Il coraggio di pensare: Francesco Pastorelli su come insegnare la filosofia

In molti incontriamo la filosofia per la prima volta a scuola, normalmente al terzo anno di superiori. È quella strana età in cui smettiamo di essere adolescenti brufolosi e supponenti e iniziamo lentamente a diventare adulti e a porci qualche domanda in più su noi stessi e sulla vita. C’è chi in quel periodo avverte le questioni filosofiche come quanto di più astratto e lontano dalla proprie preoccupazioni, ma altri sentono invece che le proprie domande, il proprio sguardo meravigliato sul mondo, sono in fondo gli stessi della filosofia. E allora si innamora di quella disciplina.

Affinché questo accada è necessario un insegnante capace di appassionare e di chiarire anche gli autori più difficili, ma anche un manuale che svolga la stessa funzione, sapendo essere al tempo stesso chiaro e stimolante. Ma come si fa a mantenere un equilibrio tra questi due elementi? E cosa si nasconde dietro ad un manuale di filosofia?
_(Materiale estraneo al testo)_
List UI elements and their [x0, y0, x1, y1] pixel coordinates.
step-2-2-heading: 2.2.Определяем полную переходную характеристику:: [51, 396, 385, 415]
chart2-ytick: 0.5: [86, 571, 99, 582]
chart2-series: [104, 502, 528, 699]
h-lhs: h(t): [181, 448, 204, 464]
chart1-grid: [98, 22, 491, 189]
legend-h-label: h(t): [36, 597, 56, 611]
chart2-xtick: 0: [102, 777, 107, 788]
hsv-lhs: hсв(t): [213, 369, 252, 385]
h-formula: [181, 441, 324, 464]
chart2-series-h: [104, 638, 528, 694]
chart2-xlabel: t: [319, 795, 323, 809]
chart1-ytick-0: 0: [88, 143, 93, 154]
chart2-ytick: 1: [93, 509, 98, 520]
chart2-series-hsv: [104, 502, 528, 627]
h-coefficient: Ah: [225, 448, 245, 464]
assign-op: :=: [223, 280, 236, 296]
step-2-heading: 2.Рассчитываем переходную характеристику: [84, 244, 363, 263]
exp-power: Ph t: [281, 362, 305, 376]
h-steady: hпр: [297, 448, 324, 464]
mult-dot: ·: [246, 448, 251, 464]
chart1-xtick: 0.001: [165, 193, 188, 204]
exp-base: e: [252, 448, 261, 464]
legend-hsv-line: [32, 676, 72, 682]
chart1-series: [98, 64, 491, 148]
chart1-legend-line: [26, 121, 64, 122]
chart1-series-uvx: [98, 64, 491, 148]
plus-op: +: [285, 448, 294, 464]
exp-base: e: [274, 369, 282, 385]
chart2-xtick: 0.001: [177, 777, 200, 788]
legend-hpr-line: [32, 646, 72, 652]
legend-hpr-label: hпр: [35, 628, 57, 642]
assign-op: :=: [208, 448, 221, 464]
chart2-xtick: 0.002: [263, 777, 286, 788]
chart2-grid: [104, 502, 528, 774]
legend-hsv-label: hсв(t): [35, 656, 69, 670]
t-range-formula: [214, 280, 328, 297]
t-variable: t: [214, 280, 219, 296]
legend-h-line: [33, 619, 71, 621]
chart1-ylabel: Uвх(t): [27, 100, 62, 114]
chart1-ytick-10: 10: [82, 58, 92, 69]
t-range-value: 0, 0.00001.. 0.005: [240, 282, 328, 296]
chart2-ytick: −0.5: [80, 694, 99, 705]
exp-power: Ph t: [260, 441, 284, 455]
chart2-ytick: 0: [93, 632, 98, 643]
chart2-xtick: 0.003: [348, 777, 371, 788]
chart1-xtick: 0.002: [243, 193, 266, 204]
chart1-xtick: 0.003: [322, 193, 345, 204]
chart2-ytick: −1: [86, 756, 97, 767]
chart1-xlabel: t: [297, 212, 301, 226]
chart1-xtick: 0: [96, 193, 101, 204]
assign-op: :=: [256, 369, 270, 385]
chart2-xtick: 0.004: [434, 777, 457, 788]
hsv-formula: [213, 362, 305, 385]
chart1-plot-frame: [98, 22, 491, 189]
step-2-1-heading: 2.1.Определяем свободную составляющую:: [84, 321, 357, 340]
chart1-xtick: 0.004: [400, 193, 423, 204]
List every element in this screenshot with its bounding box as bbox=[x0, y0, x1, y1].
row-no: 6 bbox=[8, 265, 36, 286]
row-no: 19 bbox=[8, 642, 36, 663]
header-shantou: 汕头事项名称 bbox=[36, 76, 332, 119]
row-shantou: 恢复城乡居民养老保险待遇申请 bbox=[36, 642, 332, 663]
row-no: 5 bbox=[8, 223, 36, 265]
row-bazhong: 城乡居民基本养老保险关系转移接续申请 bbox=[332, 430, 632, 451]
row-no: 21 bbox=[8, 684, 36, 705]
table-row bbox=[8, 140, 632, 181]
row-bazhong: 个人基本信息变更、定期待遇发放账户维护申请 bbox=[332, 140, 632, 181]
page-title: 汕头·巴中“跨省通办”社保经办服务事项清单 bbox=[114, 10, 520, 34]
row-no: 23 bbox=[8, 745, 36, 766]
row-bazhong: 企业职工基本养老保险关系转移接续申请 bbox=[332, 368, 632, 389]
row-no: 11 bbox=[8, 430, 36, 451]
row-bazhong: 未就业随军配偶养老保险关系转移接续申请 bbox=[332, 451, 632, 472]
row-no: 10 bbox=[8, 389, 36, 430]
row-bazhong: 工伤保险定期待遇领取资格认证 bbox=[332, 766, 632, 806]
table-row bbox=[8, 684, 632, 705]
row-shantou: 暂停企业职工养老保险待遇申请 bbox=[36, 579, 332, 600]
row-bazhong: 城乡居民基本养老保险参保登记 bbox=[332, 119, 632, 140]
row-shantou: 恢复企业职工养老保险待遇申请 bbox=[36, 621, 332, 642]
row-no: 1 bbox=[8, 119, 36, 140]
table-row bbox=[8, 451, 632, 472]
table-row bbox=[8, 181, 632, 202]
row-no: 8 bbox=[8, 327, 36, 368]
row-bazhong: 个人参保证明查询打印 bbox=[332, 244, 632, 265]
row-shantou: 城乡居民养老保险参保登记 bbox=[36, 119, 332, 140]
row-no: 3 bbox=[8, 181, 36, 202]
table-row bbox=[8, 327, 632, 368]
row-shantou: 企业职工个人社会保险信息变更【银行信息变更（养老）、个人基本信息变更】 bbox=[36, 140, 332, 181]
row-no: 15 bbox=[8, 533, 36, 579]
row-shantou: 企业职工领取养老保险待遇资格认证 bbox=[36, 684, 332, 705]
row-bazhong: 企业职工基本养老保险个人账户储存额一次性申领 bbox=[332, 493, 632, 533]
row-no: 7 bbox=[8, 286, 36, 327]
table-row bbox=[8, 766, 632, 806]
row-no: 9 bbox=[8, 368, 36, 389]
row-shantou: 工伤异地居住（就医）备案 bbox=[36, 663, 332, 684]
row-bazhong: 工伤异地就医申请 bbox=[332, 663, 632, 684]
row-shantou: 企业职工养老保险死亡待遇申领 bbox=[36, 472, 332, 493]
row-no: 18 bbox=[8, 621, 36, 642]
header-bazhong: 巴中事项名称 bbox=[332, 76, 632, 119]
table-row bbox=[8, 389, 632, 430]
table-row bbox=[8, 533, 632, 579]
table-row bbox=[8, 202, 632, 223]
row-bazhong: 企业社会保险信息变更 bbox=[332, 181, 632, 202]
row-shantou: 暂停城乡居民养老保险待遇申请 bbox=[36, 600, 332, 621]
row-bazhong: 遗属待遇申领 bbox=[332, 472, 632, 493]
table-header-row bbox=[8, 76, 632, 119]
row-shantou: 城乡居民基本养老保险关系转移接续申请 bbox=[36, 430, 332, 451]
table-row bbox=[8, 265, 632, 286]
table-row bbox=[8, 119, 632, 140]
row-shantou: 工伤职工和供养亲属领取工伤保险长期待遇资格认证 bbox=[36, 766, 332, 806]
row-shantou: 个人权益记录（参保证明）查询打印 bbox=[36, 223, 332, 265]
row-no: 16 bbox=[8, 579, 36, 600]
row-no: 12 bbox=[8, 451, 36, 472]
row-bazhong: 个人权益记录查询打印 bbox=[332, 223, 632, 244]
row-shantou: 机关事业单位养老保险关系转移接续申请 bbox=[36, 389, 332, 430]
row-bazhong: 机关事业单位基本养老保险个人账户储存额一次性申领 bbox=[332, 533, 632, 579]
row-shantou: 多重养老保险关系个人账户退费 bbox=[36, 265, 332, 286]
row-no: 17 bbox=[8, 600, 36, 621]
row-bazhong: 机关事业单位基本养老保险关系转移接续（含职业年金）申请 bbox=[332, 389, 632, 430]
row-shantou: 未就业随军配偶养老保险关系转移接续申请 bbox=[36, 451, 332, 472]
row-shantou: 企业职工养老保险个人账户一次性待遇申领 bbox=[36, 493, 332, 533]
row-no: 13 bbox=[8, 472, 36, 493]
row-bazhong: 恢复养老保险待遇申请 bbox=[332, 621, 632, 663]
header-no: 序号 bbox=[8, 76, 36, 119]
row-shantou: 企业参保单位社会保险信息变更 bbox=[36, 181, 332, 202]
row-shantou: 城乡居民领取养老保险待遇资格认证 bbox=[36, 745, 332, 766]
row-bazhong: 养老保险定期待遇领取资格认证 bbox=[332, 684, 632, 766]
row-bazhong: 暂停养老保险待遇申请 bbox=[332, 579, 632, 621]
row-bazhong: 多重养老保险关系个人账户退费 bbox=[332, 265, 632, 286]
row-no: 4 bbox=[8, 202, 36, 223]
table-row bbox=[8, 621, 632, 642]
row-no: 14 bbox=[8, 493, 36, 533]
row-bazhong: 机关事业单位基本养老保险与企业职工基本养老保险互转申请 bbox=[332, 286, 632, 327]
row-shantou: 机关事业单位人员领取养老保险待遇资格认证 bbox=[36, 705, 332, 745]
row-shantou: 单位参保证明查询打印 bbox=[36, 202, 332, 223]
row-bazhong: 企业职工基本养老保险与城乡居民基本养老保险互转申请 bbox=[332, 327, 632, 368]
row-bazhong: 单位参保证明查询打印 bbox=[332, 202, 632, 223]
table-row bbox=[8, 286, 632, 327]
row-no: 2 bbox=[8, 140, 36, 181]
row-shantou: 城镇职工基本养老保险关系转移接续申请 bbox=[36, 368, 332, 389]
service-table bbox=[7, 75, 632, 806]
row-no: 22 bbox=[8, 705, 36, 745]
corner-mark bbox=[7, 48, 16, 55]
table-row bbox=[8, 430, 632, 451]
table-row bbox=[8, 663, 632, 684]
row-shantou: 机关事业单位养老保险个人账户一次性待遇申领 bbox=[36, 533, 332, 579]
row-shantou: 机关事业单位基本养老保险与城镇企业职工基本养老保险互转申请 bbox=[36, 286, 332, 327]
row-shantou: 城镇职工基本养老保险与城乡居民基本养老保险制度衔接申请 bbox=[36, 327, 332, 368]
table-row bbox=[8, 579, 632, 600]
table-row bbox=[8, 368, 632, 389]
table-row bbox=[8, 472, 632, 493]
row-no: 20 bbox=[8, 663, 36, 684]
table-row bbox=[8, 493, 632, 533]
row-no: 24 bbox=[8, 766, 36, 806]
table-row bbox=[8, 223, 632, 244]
Lo abbiamo chiesto a Francesco Pastorelli, caporedattore del settore filosofia e scienze umane della casa editrice Loescher, che dopo una laurea su Spinoza e un dottorato su Shaftesbury alla Normale di Pisa ha iniziato a lavorare nel mondo dell’editoria.

 

Buongiorno Francesco, la prima domanda riguarda appunto la conciliazione tra elementi diversi che devono essere presenti in un manuale: lo scopo principale di un buon libro di filosofia dovrebbe essere rendere appassionante la materia o spiegarla in maniera semplice e lineare? Si può raggiungere un equilibrio tra i due elementi?

In realtà un buon manuale scolastico (qualunque, non solo di disciplina filosofica) dovrebbe sempre poter offrire un testo chiaro e appassionante, anzi: ci si appassiona alla lettura e allo studio quanto più si comprendono le cose in modo immediato, anche quando complesse. La filosofia tratta tematiche che attraggono naturalmente ogni studente: riuscire ad allontanarli offrendo un testo impenetrabile sarebbe davvero un peccato mortale! Credo che si possa dire di aver raggiunto l’equilibrio che citi nella domanda quando uno studente, dopo aver letto il manuale, ha (anche solo un pochino) voglia di leggere altro oltre il manuale. Il manuale dovrebbe essere una chiave per entrare in altri posti dove non si è mai stati, e che forse non avresti mai visitato senza il manuale.

 

Non c’è mai il timore che semplificando un autore per spiegarlo si tradisca la complessità del suo pensiero? Come si fa ad esempio a rendere comprensibile per un manuale scolastico pensatori ostici come Heidegger o Husserl?

L’autore sa scrivere un buon manuale quando dimentica di essere egli stesso un autore, ma si mette al servizio sia del filosofo che intende spiegare, sia del lettore finale. Tutto questo non intacca ovviamente l’originalità dell’impostazione (taglio concettuale, scelta antologica ecc). Ma un manuale “difficile” spesso cela un autore che non vuole scomparire e ha difficoltà a mettersi al servizio di un progetto didattico. Tutto sommato, direi, è anche una questione etica. L’autore di un manuale dovrebbe essere sempre un mediatore tra questi due mondi: l’oggetto che deve spiegare e il soggetto cui deve spiegare. 

 

In Italia si fa quasi sempre e solo storia della filosofia, non hai mai pensato di realizzare per la scuola invece un libro di filosofia? Ad esempio un manuale che, invece di partire da Talete per arrivare a Derrida, affronti delle macro-sezioni (la politica, l’amore) in cui contrappone i pensieri dei diversi autori? Sarebbe possibile farlo in Italia?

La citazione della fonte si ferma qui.